At a first reading of proposed revisions to the district's performance award plan, Associate Superintendent Mindy Westover asked the Catalina Foothills Unified School District governing board to adopt three main changes for 2026-27: require Collaborative Inquiry Teams (CITs) to set academically focused, rigorous and measurable goals; establish an attendance threshold that would bar employees who miss more than 70 work days in a school year from receiving prorated awards; and adjust the individual-teacher component so probationary teachers (first three years in district) who receive a developing rating on the TAP evaluation remain eligible for 100% of the award.
Westover said the CIT change moves the plan beyond attendance-only participation toward measurable student-outcome goals and that the collaborative inquiry cycle itself serves as the action plan for teams to pursue those goals. Board members supported the direction but expressed concern that requiring only "setting" goals may not provide enough incentive or accountability; several asked staff to clarify whether and how progress toward goals will be measured in future iterations.
On attendance, staff said the proposed 70-day cutoff accounts for 60 allowable FMLA work days plus 10 annual leave days; administrators had suggested a 60-day initial benchmark, and staff said no employees in the current year exceeded the proposed 70-day threshold. Board members requested additional feedback from site administrators on whether the plan's existing 90% attendance proration point should be reconsidered or whether the added floor is sufficient.
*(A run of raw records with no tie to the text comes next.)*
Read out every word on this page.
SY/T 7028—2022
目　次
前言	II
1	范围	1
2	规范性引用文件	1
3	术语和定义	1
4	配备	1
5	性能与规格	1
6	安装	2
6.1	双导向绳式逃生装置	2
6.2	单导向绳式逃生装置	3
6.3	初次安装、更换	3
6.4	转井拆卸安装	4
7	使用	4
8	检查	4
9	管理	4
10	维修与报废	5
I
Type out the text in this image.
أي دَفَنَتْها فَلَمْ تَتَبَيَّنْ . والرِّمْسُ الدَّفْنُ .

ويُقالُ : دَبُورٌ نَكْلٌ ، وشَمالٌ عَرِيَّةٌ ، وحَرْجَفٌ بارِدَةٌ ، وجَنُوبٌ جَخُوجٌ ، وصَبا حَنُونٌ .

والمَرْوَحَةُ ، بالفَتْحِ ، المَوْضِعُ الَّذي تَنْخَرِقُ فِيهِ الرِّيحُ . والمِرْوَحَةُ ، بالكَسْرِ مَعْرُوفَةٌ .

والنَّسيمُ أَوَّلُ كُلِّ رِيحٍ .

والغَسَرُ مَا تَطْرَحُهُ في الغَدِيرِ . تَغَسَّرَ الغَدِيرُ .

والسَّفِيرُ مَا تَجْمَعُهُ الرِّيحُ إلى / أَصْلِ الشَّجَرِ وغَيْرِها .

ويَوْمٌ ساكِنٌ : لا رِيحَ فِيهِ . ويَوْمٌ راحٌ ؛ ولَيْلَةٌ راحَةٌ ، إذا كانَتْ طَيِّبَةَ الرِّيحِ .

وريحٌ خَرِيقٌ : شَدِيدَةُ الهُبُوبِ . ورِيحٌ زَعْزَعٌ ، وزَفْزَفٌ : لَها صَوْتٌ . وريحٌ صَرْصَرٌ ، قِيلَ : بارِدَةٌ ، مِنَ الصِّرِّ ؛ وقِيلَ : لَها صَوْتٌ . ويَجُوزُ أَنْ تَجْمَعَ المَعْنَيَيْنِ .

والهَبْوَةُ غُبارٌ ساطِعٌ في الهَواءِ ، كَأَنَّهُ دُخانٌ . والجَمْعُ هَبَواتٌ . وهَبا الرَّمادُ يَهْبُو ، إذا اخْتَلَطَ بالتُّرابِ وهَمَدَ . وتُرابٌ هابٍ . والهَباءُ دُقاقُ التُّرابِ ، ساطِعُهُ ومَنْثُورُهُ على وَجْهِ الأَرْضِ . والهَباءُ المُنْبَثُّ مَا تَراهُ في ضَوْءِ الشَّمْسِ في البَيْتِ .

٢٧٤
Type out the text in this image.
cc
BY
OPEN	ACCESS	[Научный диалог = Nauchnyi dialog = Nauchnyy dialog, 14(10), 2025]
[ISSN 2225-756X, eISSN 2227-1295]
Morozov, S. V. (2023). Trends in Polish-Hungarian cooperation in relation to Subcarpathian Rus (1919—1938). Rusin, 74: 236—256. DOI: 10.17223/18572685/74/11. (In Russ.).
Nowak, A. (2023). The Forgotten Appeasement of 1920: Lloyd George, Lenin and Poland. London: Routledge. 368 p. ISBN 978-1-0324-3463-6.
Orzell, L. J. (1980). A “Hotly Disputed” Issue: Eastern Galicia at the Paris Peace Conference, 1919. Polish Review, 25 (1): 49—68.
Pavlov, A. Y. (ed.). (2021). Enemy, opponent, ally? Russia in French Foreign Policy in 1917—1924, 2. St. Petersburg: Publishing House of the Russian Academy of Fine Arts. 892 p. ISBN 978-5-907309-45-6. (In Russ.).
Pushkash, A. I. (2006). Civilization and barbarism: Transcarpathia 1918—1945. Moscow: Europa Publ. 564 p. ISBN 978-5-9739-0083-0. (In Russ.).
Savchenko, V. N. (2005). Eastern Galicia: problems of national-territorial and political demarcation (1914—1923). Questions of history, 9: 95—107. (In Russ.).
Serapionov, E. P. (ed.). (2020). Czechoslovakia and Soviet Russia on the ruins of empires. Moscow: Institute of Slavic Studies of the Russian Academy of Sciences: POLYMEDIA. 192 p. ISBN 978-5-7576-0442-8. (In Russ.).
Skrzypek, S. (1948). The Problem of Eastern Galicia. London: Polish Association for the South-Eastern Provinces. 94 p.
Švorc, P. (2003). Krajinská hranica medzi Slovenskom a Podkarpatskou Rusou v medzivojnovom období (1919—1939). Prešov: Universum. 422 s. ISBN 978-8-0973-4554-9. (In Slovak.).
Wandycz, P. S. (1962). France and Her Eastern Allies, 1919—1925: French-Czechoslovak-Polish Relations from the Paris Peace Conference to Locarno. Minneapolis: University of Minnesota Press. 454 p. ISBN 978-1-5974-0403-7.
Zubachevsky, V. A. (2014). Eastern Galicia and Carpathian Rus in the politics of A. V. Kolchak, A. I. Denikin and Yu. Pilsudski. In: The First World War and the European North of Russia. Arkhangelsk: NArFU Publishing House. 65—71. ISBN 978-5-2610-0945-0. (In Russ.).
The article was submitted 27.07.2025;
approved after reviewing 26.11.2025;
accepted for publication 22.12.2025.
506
Regarding probationary teachers, Westover said making teachers within their first three years eligible at a developing rating gives administrators room to evaluate and coach new hires without immediately withholding performance pay; staff noted TAP (teacher assessment program) constitutes 33% of the award and school achievement outcomes the remainder. Westover also said the state's projection for next year is $883 per weighted student; local payouts vary with headcount and eligibility, and staff estimated current year district-level payouts for illustration.
Board members offered suggestions on clearer language and stronger evidence requirements and asked that the revisions be returned for a second reading after staff incorporate administrator feedback and refine the drafting.